Nathan Hauritz and Ricky Ponting celebrate the dismissal of Zaheer Khan AFP

Australia offspinner Nathan Hauritz has said he was disappointed at being ignored by Ricky Ponting in the eventful post-lunch session on the fifth day of the Mohali Test, but admitted he had lost the "right" for a bowl after an unthreatening spell before the break when he tried to experiment with his lines.

"I have been working on a few different things, to try to attack the stumps a little bit more from a wider angle," Hauritz told AAP. "Generally I've been a little bit tighter towards the stumps throughout my career, and we just spoke about trying to get the ball at a wider angle, sort of like what Harbhajan [Singh] does, trying to get the ball to drift in, instead of drifting away. That stuffed me around a little bit with my body and my rhythm."
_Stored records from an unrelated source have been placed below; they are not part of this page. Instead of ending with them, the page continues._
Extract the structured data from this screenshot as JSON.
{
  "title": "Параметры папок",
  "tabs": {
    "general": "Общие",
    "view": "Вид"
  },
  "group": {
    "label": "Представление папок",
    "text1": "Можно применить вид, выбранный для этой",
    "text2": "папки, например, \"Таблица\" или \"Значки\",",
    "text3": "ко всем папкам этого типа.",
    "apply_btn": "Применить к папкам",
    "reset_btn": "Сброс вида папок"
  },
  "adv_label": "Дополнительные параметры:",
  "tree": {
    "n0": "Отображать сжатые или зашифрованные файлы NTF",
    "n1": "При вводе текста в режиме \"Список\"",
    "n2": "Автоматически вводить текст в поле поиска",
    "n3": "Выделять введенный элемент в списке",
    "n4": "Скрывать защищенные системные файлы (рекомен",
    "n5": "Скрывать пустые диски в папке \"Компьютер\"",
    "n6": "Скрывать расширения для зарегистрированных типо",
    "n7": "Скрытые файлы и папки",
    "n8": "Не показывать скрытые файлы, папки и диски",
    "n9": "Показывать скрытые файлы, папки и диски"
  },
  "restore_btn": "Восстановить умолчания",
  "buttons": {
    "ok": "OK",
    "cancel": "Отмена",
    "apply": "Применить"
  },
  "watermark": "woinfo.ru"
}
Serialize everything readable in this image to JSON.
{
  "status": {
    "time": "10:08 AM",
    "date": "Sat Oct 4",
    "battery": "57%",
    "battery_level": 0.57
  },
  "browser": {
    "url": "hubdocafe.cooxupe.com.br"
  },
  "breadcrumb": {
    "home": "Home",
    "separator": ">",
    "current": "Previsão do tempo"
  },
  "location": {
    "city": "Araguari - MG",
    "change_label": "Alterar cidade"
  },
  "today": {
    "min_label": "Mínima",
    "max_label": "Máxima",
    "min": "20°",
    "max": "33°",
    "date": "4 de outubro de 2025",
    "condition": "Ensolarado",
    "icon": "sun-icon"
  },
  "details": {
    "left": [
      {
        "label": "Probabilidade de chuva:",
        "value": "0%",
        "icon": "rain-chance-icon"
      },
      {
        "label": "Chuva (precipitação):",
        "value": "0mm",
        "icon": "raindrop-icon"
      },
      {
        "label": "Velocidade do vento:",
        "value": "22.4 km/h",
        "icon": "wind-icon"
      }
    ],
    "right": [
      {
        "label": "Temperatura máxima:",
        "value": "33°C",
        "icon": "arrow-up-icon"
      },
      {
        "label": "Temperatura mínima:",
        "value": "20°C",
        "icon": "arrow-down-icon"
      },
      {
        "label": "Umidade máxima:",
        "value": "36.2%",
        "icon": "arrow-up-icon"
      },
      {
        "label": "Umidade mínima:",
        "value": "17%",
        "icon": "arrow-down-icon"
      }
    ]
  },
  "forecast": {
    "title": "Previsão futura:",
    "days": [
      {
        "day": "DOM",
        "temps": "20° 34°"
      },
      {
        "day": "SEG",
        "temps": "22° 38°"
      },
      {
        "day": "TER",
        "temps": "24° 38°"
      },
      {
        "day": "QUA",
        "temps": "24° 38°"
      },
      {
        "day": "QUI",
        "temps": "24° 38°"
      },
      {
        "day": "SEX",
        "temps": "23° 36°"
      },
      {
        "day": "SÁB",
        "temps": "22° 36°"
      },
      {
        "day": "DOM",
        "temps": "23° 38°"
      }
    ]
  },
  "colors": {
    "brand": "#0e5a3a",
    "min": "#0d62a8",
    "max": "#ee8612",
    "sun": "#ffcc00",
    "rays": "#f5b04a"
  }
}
Ponting began the day with Hauritz, and the offspinner made the first breakthrough when he had Zaheer Khan edging a delivery landed well outside the off stump into the slips. In his next over, however, the new man VVS Laxman picked easy boundaries through the off side to kickstart what proved to be a match-winning innings. This after Sachin Tendulkar had driven the first ball of the over for four down the ground.

"A couple of balls there were steady, not outstanding, and Sachin drove straight past me or through midwicket for four, and it's tough to bowl at, no word of a lie," Hauritz said. "I guess that's what was so disappointing in the second innings, and I think that came about because I was trying different things which, in hindsight, I should never have tried. Cricket is supposed to be a very simple game and I tried to make it more complicated."
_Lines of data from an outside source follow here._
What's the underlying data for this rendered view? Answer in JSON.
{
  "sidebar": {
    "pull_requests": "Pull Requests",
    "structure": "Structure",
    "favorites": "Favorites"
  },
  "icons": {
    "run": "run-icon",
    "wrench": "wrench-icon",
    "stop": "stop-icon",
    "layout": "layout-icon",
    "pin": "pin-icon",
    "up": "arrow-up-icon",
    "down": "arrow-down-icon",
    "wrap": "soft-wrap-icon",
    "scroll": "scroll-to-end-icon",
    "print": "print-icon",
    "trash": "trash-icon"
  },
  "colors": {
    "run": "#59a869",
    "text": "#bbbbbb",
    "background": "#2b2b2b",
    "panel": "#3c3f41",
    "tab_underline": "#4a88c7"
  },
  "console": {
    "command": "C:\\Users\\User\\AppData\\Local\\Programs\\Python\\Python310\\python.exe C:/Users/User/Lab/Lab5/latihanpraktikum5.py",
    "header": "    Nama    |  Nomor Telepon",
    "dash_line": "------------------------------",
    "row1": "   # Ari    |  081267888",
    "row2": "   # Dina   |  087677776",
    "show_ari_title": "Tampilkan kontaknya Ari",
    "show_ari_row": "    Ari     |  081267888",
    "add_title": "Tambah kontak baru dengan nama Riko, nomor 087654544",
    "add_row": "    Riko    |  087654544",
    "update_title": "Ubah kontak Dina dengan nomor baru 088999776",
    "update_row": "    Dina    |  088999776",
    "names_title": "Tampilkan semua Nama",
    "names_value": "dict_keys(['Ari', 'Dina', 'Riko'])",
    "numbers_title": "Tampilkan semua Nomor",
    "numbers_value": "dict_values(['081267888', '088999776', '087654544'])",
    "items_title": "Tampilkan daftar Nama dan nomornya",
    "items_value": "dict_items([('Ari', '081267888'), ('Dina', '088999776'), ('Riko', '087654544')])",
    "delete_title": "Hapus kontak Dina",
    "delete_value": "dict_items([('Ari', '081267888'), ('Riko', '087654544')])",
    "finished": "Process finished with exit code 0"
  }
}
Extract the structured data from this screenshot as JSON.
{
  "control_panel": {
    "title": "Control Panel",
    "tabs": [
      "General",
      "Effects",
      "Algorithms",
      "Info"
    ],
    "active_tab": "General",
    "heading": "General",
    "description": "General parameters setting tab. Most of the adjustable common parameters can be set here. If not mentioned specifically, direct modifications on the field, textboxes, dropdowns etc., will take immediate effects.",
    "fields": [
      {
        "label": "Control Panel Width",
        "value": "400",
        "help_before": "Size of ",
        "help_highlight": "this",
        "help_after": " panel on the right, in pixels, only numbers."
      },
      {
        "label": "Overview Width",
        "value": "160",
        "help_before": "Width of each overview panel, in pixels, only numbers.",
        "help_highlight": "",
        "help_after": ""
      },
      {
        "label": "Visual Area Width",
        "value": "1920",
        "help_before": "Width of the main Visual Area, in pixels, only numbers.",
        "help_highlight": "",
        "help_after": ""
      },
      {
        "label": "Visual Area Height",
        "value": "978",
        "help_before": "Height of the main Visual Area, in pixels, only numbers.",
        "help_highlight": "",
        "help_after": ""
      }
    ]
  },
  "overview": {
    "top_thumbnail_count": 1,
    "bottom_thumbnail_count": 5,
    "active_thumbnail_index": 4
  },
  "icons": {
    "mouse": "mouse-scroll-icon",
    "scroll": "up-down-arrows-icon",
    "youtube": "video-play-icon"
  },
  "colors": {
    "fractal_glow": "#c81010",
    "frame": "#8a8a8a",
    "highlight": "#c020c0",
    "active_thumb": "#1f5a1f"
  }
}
Hauritz was immediately taken off the attack and bowled only three more overs in the game, with Ponting turning to part-timer Marcus North as Australia desperately looked for the last two wickets. "Punter [Ponting] needed to get wickets and he obviously didn't think I was the right guy. That's what it came down to and I can't change that.

"What I learned was to consistently work on what works well, and once you don't work on those things you put more pressure on yourself, and in the end it created problems," said Hauritz, adding that he would return to more familiar lines during the second Test.

Australia came within a wicket of winning in Mohali, with Pragyan Ojha surviving a close lbw call when India needed six runs. Even as Australia appealed, Steven Smith missed the stumps with Ojha out of the crease and conceded four overthrows. "It was such a weird feeling being out there because we were all just willing and willing and willing to get that wicket," Hauritz said as he relived the finish. "I was at backward square-leg when that last appeal went up, and young Stevie threw at the stumps.

"There was only me and someone at mid-on on the leg side, and I was appealing, running in because it was almost like Billy [umpire Billy Bowden] didn't shake his head or anything, it seriously felt like he was going to give it out. And then when he didn't the next thing I saw the ball go that way and I was like 'oh'."